Mathnal Analytics offers four free, browser-based diagnostic tools requiring no signup: (1) Inventory Health Check — 10-dimension score with safety stock, ABC-XYZ, dead stock detection; (2) Forecast Accuracy Audit — 7+ model comparison with MAPE and bias analysis; (3) SC Risk & Resilience Simulator — Bayesian risk engine with Monte Carlo and VaR; (4) SC Optimization & Simulation — LP/NLP solver for cost, profit, volume optimization. All run 100% in your browser with zero data uploaded.
How does Monte Carlo simulation work in supply chain risk analysis?
Monte Carlo simulation generates thousands of random scenarios by sampling from probability distributions of uncertain variables (demand, lead time, supplier reliability, disruption probability). Each iteration produces a different outcome. The distribution of outcomes quantifies risk — for example, Value-at-Risk (VaR) at 95% confidence shows the maximum expected loss in 95% of scenarios. Mathnal's free SCRRS tool runs 10,000+ Monte Carlo iterations with 45+ disruption scenarios.

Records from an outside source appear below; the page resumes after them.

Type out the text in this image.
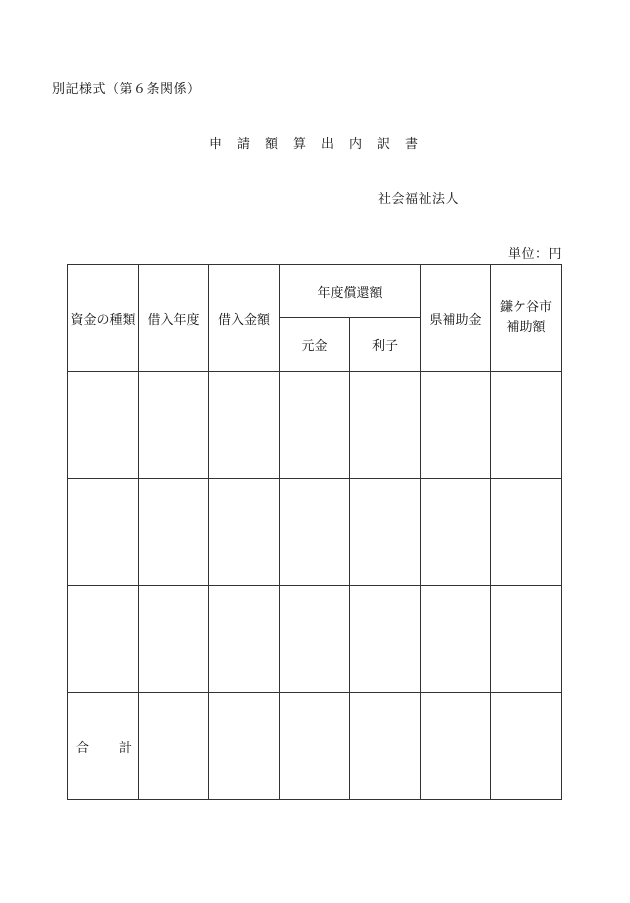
別記様式（第６条関係）
申請額算出内訳書
社会福祉法人
単位：円
資金の種類	借入年度	借入金額	年度償還額		県補助金	鎌ケ谷市
補助額
			元金	利子		

合 計						
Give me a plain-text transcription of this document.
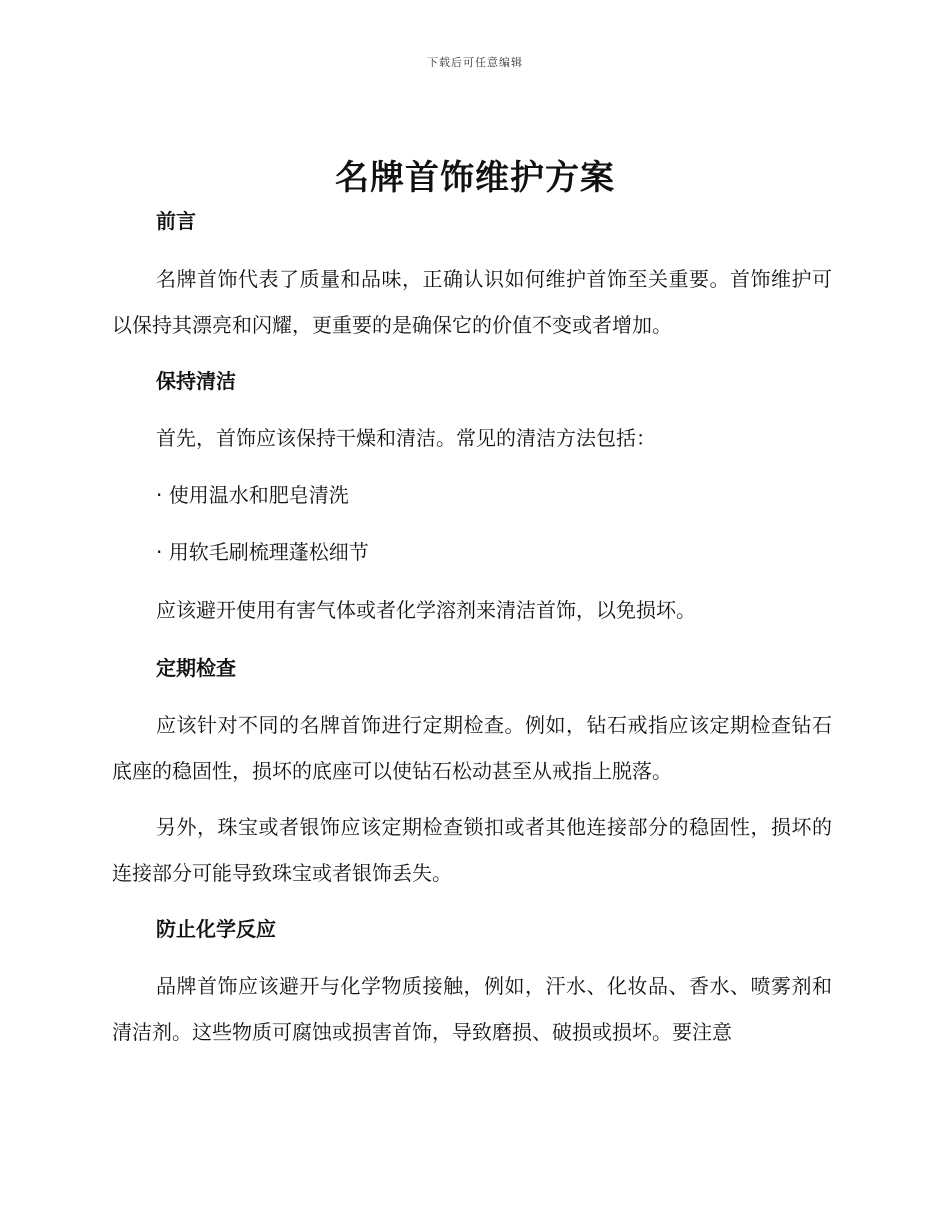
下载后可任意编辑
名牌首饰维护方案
前言
名牌首饰代表了质量和品味，正确认识如何维护首饰至关重要。首饰维护可以保持其漂亮和闪耀，更重要的是确保它的价值不变或者增加。
保持清洁
首先，首饰应该保持干燥和清洁。常见的清洁方法包括：
· 使用温水和肥皂清洗
· 用软毛刷梳理蓬松细节
应该避开使用有害气体或者化学溶剂来清洁首饰，以免损坏。
定期检查
应该针对不同的名牌首饰进行定期检查。例如，钻石戒指应该定期检查钻石底座的稳固性，损坏的底座可以使钻石松动甚至从戒指上脱落。
另外，珠宝或者银饰应该定期检查锁扣或者其他连接部分的稳固性，损坏的连接部分可能导致珠宝或者银饰丢失。
防止化学反应
品牌首饰应该避开与化学物质接触，例如，汗水、化妆品、香水、喷雾剂和清洁剂。这些物质可腐蚀或损害首饰，导致磨损、破损或损坏。要注意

What is forecast bias and how do I detect it?
Forecast bias is systematic over-forecasting or under-forecasting. A positive bias means consistently forecasting too high (leading to excess inventory); negative bias means forecasting too low (causing stockouts). Tracking signal (cumulative forecast error ÷ MAD) detects persistent bias — values outside ±4 indicate significant drift. Mathnal's Forecast Accuracy Audit calculates bias and tracking signal automatically.